Today’s dollar coins have been around for several years, though they’re not widely used, due to the fact that vending machine operators have generally been slow to transition to them. Silly thing, really, since nary a coin laundry in the country takes less than a dollar for a load, so everyone is still spilling dozens of quarters to do their wash. Those quarters, of course, are made of nickel-plated copper (not a micron of silver since 1965). Pennies, it seems, are the most valuable coin in circulation, as they are still solid copper, and each one contains 4¢ worth of copper at the present value. And these “Golden dollars”? Fools Gold! While they look like gold, of course they aren’t – not a drop. They’re made of an alloy of 88.5% copper, 6% Zinc, 3.5% Manganese, and 2% Nickel. Worthless coins representing a nearly worthless currency, a currency that is being made less valuable by the day by the very entity that issues it.

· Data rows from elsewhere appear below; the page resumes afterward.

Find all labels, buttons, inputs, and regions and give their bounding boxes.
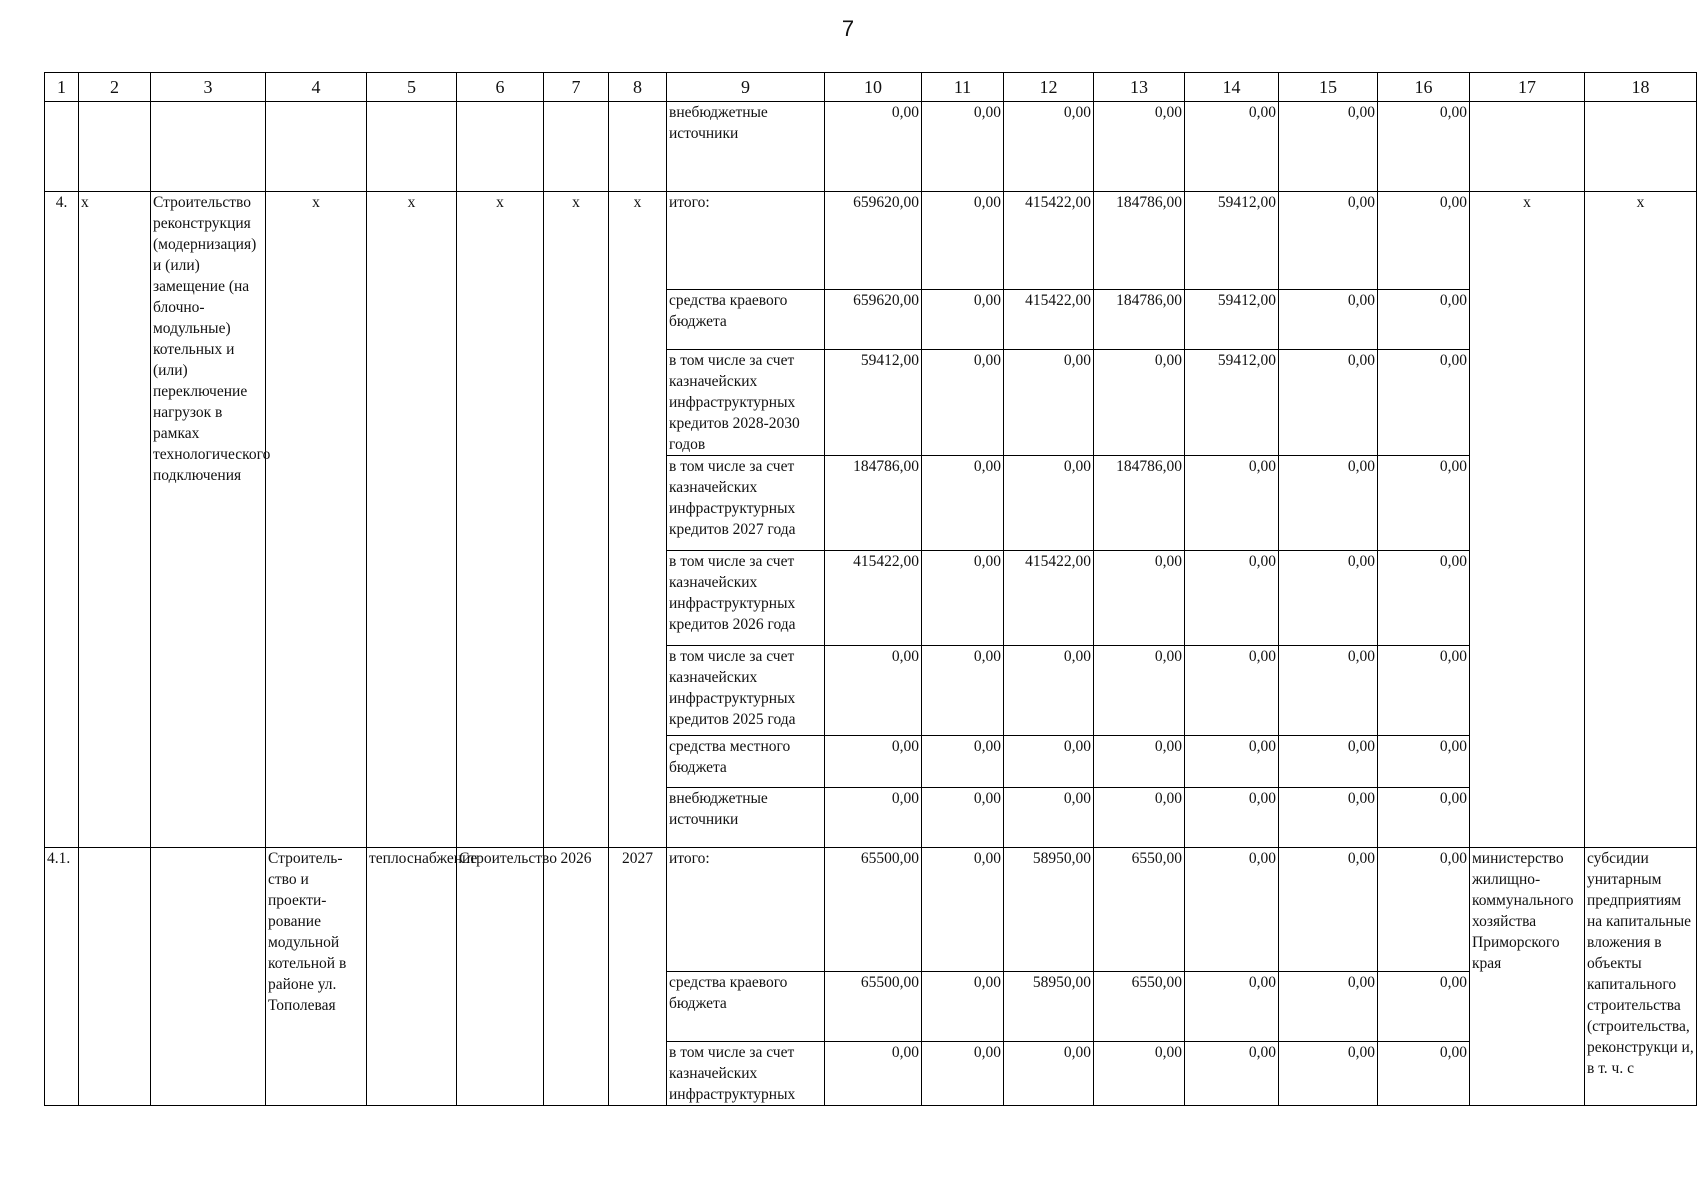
amount-col-15: 0,00: [1279, 350, 1378, 456]
funding-source: внебюджетные источники: [667, 788, 825, 848]
amount-col-11: 0,00: [922, 972, 1004, 1042]
item-number: 4.1.: [45, 848, 79, 1106]
amount-col-14: 59412,00: [1185, 192, 1279, 290]
amount-col-10: 0,00: [825, 646, 922, 736]
empty-cell-col-18: [1585, 102, 1697, 192]
amount-col-11: 0,00: [922, 102, 1004, 192]
amount-col-14: 0,00: [1185, 1042, 1279, 1106]
col-header-15: 15: [1279, 73, 1378, 102]
amount-col-14: 0,00: [1185, 456, 1279, 551]
item-name: Строительство реконструкция (модернизация) и (или) замещение (на блочно-модульные) котельных и (или) переключение нагрузок в рамках технологического подключения: [151, 192, 266, 848]
amount-col-10: 0,00: [825, 1042, 922, 1106]
item-col-4: x: [266, 192, 367, 848]
amount-col-13: 0,00: [1094, 646, 1185, 736]
amount-col-14: 0,00: [1185, 972, 1279, 1042]
col-header-5: 5: [367, 73, 457, 102]
funding-source: в том числе за счет казначейских инфраструктурных кредитов 2026 года: [667, 551, 825, 646]
col-header-2: 2: [79, 73, 151, 102]
amount-col-16: 0,00: [1378, 350, 1470, 456]
item-col-8: x: [609, 192, 667, 848]
page-number: 7: [841, 16, 855, 41]
amount-col-14: 0,00: [1185, 788, 1279, 848]
item-col-17: x: [1470, 192, 1585, 848]
amount-col-12: 415422,00: [1004, 290, 1094, 350]
amount-col-14: 0,00: [1185, 551, 1279, 646]
amount-col-15: 0,00: [1279, 972, 1378, 1042]
amount-col-13: 0,00: [1094, 350, 1185, 456]
amount-col-12: 415422,00: [1004, 551, 1094, 646]
empty-cell-col-5: [367, 102, 457, 192]
table-row: [45, 848, 1697, 972]
amount-col-13: 0,00: [1094, 788, 1185, 848]
empty-cell-col-8: [609, 102, 667, 192]
amount-col-15: 0,00: [1279, 192, 1378, 290]
col-header-13: 13: [1094, 73, 1185, 102]
amount-col-15: 0,00: [1279, 456, 1378, 551]
amount-col-11: 0,00: [922, 290, 1004, 350]
amount-col-11: 0,00: [922, 192, 1004, 290]
empty-cell-col-1: [45, 102, 79, 192]
item-col-8: 2027: [609, 848, 667, 1106]
funding-source: средства краевого бюджета: [667, 290, 825, 350]
amount-col-10: 65500,00: [825, 848, 922, 972]
amount-col-10: 659620,00: [825, 290, 922, 350]
amount-col-16: 0,00: [1378, 646, 1470, 736]
funding-source: средства местного бюджета: [667, 736, 825, 788]
amount-col-12: 0,00: [1004, 736, 1094, 788]
col-header-8: 8: [609, 73, 667, 102]
header-row: [45, 73, 1697, 102]
empty-cell-col-6: [457, 102, 544, 192]
amount-col-12: 0,00: [1004, 102, 1094, 192]
col-header-18: 18: [1585, 73, 1697, 102]
amount-col-15: 0,00: [1279, 551, 1378, 646]
amount-col-16: 0,00: [1378, 1042, 1470, 1106]
amount-col-15: 0,00: [1279, 1042, 1378, 1106]
amount-col-11: 0,00: [922, 788, 1004, 848]
amount-col-13: 0,00: [1094, 551, 1185, 646]
col-header-3: 3: [151, 73, 266, 102]
amount-col-13: 6550,00: [1094, 848, 1185, 972]
item-col-5: теплоснабжение: [367, 848, 457, 1106]
item-number: 4.: [45, 192, 79, 848]
amount-col-10: 59412,00: [825, 350, 922, 456]
amount-col-13: 184786,00: [1094, 456, 1185, 551]
empty-cell-col-4: [266, 102, 367, 192]
amount-col-12: 0,00: [1004, 456, 1094, 551]
col-header-10: 10: [825, 73, 922, 102]
col-header-1: 1: [45, 73, 79, 102]
empty-cell-col-3: [151, 102, 266, 192]
amount-col-12: 0,00: [1004, 350, 1094, 456]
item-col-5: x: [367, 192, 457, 848]
amount-col-10: 415422,00: [825, 551, 922, 646]
amount-col-10: 0,00: [825, 736, 922, 788]
amount-col-13: 6550,00: [1094, 972, 1185, 1042]
amount-col-16: 0,00: [1378, 736, 1470, 788]
amount-col-15: 0,00: [1279, 788, 1378, 848]
col-header-4: 4: [266, 73, 367, 102]
amount-col-12: 58950,00: [1004, 972, 1094, 1042]
amount-col-11: 0,00: [922, 551, 1004, 646]
amount-col-13: 0,00: [1094, 736, 1185, 788]
amount-col-15: 0,00: [1279, 736, 1378, 788]
col-header-16: 16: [1378, 73, 1470, 102]
amount-col-12: 0,00: [1004, 788, 1094, 848]
funding-source: итого:: [667, 848, 825, 972]
col-header-11: 11: [922, 73, 1004, 102]
amount-col-11: 0,00: [922, 350, 1004, 456]
funding-form: субсидии унитарным предприятиям на капитальные вложения в объекты капитального строительства (строительства, реконструкци и, в т. ч. с: [1585, 848, 1697, 1106]
item-col-7: 2026: [544, 848, 609, 1106]
amount-col-11: 0,00: [922, 456, 1004, 551]
amount-col-11: 0,00: [922, 1042, 1004, 1106]
col-header-14: 14: [1185, 73, 1279, 102]
amount-col-16: 0,00: [1378, 456, 1470, 551]
col-header-12: 12: [1004, 73, 1094, 102]
amount-col-16: 0,00: [1378, 192, 1470, 290]
amount-col-16: 0,00: [1378, 972, 1470, 1042]
amount-col-15: 0,00: [1279, 646, 1378, 736]
col-header-17: 17: [1470, 73, 1585, 102]
item-col-6: Строительство: [457, 848, 544, 1106]
empty-cell-col-2: [79, 848, 151, 1106]
funding-source: в том числе за счет казначейских инфраструктурных кредитов 2028-2030 годов: [667, 350, 825, 456]
amount-col-10: 65500,00: [825, 972, 922, 1042]
funding-source: средства краевого бюджета: [667, 972, 825, 1042]
amount-col-10: 0,00: [825, 102, 922, 192]
empty-cell-col-2: [79, 102, 151, 192]
amount-col-11: 0,00: [922, 646, 1004, 736]
amount-col-13: 184786,00: [1094, 192, 1185, 290]
item-col-18: x: [1585, 192, 1697, 848]
table-row: [45, 102, 1697, 192]
amount-col-13: 0,00: [1094, 1042, 1185, 1106]
item-col-6: x: [457, 192, 544, 848]
amount-col-14: 0,00: [1185, 736, 1279, 788]
amount-col-15: 0,00: [1279, 102, 1378, 192]
amount-col-15: 0,00: [1279, 848, 1378, 972]
empty-cell-col-7: [544, 102, 609, 192]
amount-col-16: 0,00: [1378, 551, 1470, 646]
amount-col-16: 0,00: [1378, 848, 1470, 972]
amount-col-14: 59412,00: [1185, 350, 1279, 456]
amount-col-14: 0,00: [1185, 102, 1279, 192]
col-header-6: 6: [457, 73, 544, 102]
amount-col-14: 0,00: [1185, 848, 1279, 972]
amount-col-14: 59412,00: [1185, 290, 1279, 350]
amount-col-12: 58950,00: [1004, 848, 1094, 972]
funding-source: в том числе за счет казначейских инфраструктурных кредитов 2025 года: [667, 646, 825, 736]
amount-col-16: 0,00: [1378, 102, 1470, 192]
amount-col-16: 0,00: [1378, 788, 1470, 848]
amount-col-13: 0,00: [1094, 102, 1185, 192]
amount-col-11: 0,00: [922, 736, 1004, 788]
table-row: [45, 192, 1697, 290]
funding-source: внебюджетные источники: [667, 102, 825, 192]
amount-col-13: 184786,00: [1094, 290, 1185, 350]
amount-col-10: 659620,00: [825, 192, 922, 290]
funding-source: в том числе за счет казначейских инфраструктурных кредитов 2027 года: [667, 456, 825, 551]
item-col-2: x: [79, 192, 151, 848]
empty-cell-col-17: [1470, 102, 1585, 192]
amount-col-14: 0,00: [1185, 646, 1279, 736]
responsible-executor: министерство жилищно-коммунального хозяйства Приморского края: [1470, 848, 1585, 1106]
col-header-7: 7: [544, 73, 609, 102]
amount-col-10: 0,00: [825, 788, 922, 848]
item-col-7: x: [544, 192, 609, 848]
funding-source: итого:: [667, 192, 825, 290]
col-header-9: 9: [667, 73, 825, 102]
budget-table: [44, 72, 1697, 1106]
amount-col-10: 184786,00: [825, 456, 922, 551]
funding-source: в том числе за счет казначейских инфраструктурных: [667, 1042, 825, 1106]
amount-col-12: 0,00: [1004, 1042, 1094, 1106]
amount-col-12: 0,00: [1004, 646, 1094, 736]
amount-col-11: 0,00: [922, 848, 1004, 972]
amount-col-12: 415422,00: [1004, 192, 1094, 290]
empty-cell-col-3: [151, 848, 266, 1106]
amount-col-16: 0,00: [1378, 290, 1470, 350]
item-name: Строитель-ство и проекти-рование модульной котельной в районе ул. Тополевая: [266, 848, 367, 1106]
amount-col-15: 0,00: [1279, 290, 1378, 350]
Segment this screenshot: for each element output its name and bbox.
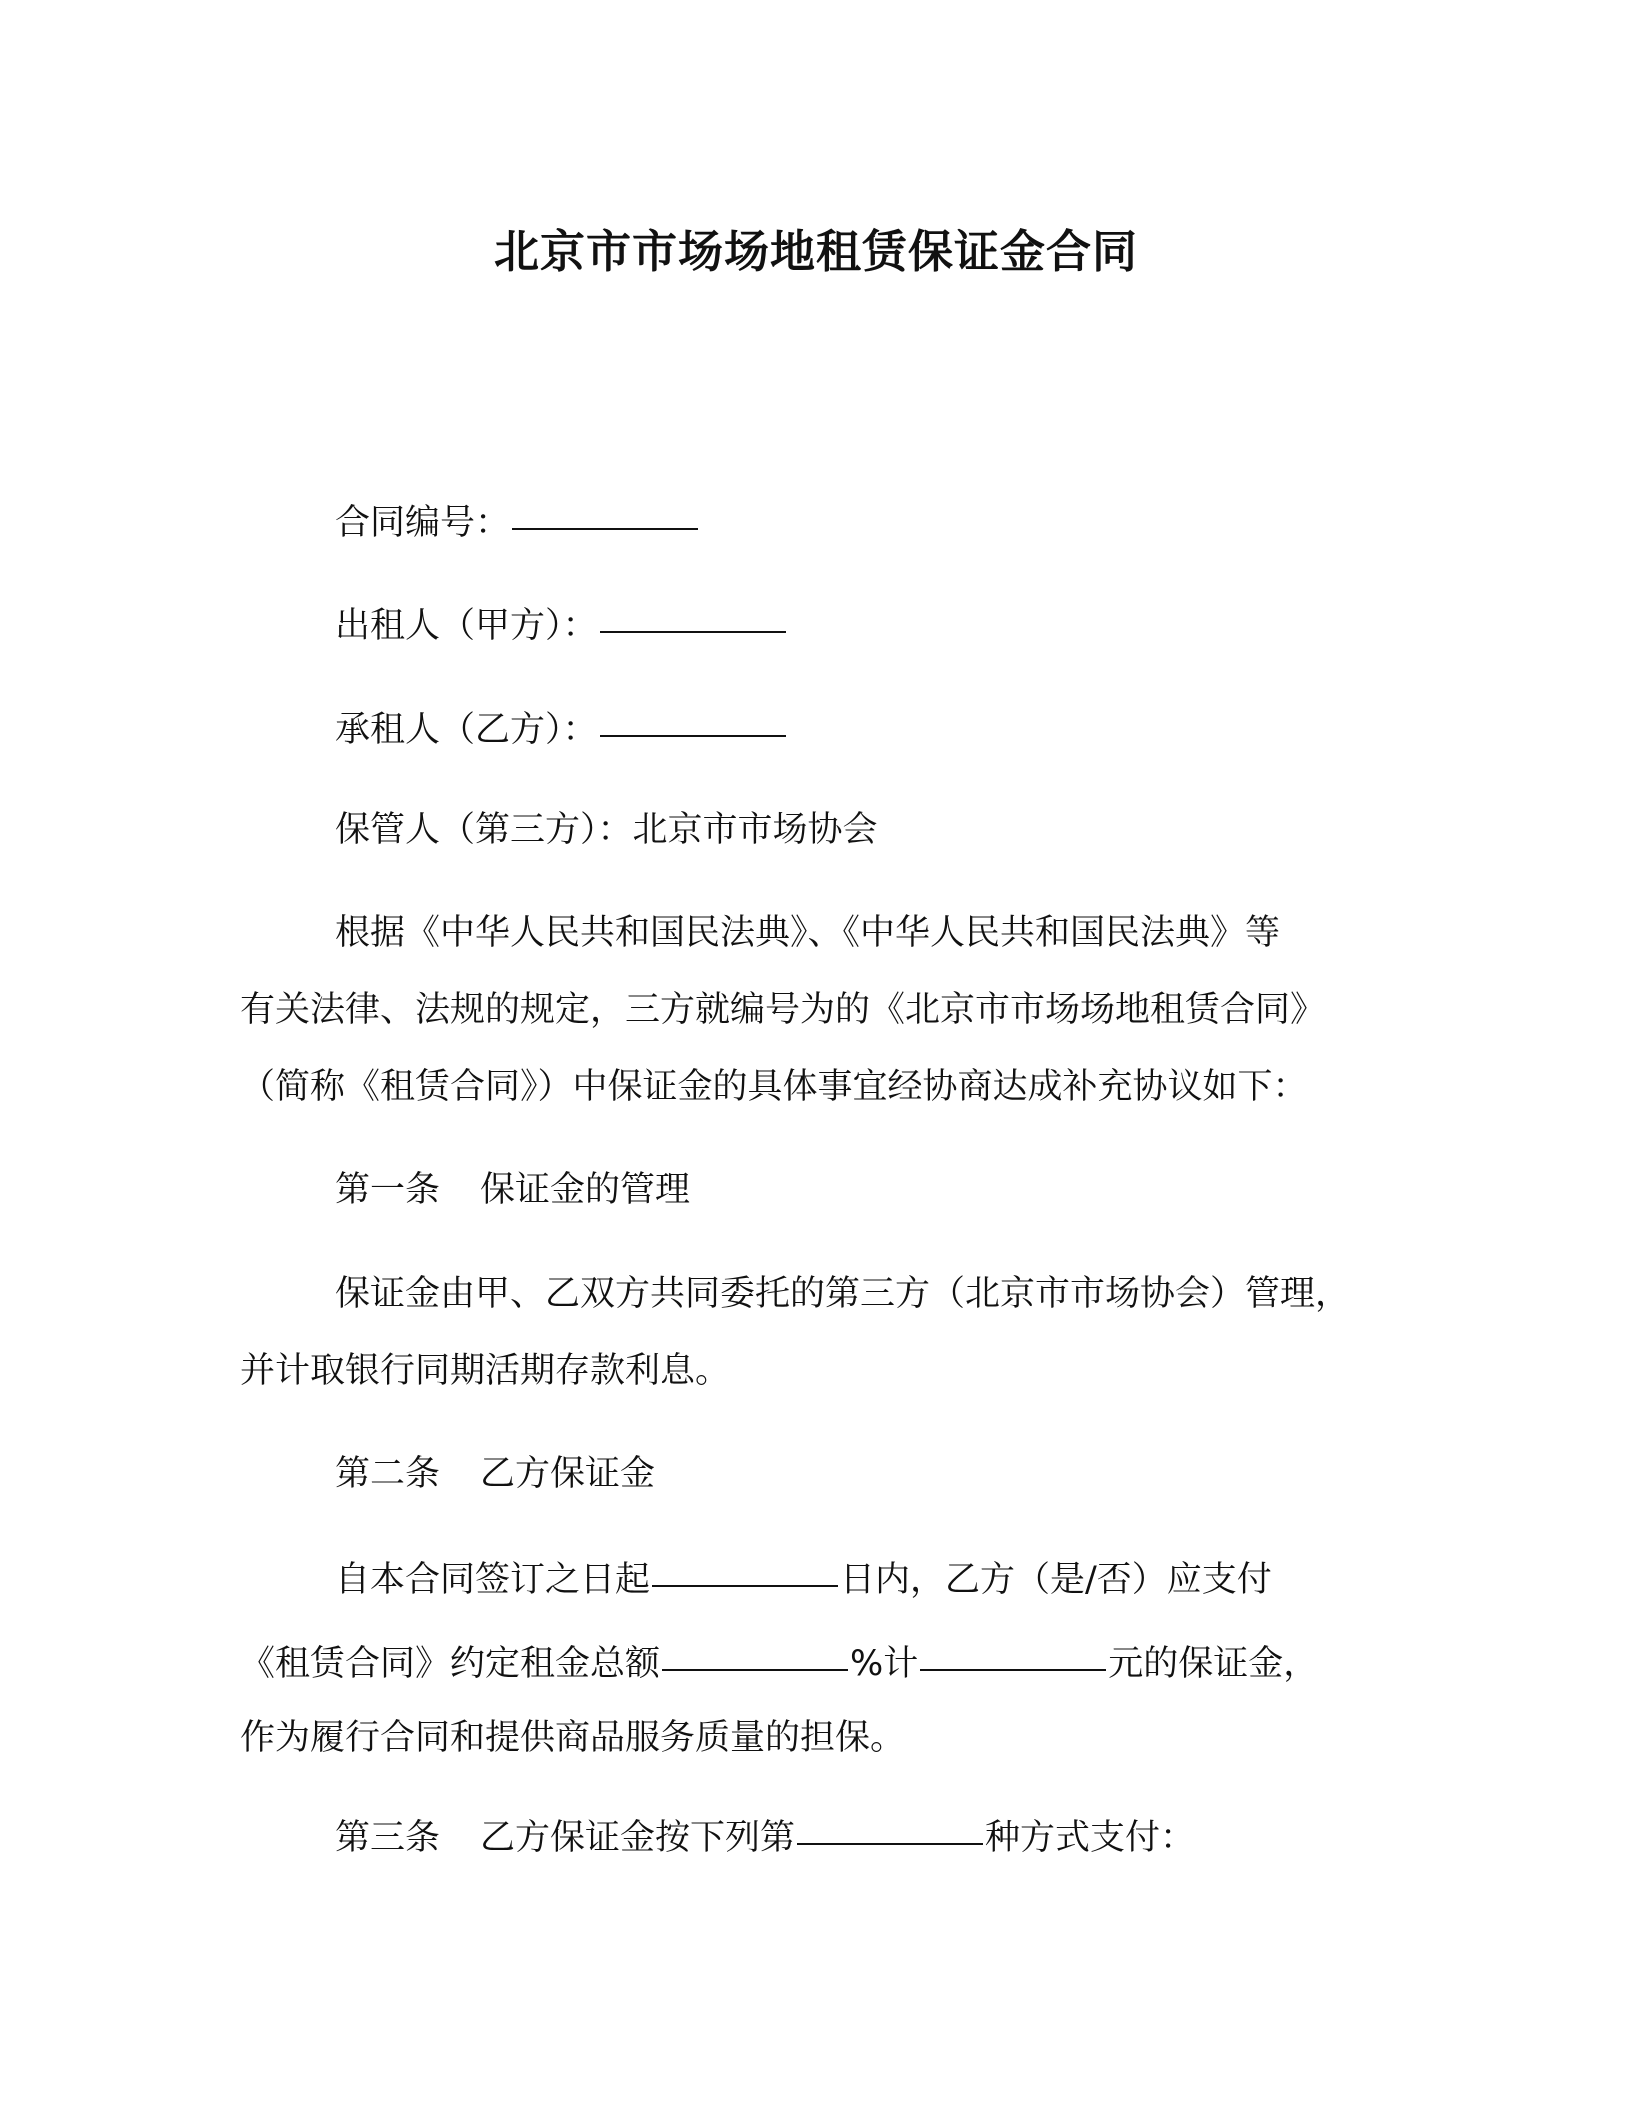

Passing the gas stations on the way home, I noticed one number jumping out at me from every corner: $3.999 for self-serve Supreme – at Chevron, at Exxon, at Shell, at BP – every one of them is ready to make the next leap, but they’ve log-jammed in the steady upward price adjustments – just 1/1000 of a dollar under the landmark we all knew was coming. But it’s only April, and the real gutting usually comes in June, and then I realized that they’re aiming for $5 by summer. Let me remind you that 91-octane gasoline was $1.17 when Bush was inaugurated. It has gone up – thus far – by 250% in these 7 years. That is the hyperinflation.
Has your income gone up by 35% each year? Of course not. Still, hundreds of consumer products cost a fraction of what they once cost. Cashmere sweaters for $60! Laptop computers for $400! How? Because you or someone like you may not even have your job anymore. If you’re not employed, nothing is affordable, even at declining prices. And with fewer products made here, that is the story for more and more workers. That’s the depression.
So never mind what the Fed prints or the Mint coins. Focus on the real stuff. Silver, gold, platinum, these commodities may fluctuate, but they have maintained an overall upward trajectory beside both the dollar and the euro. And you will need the real metal [bullion] coins – not the worthless alloys – when all this plays out.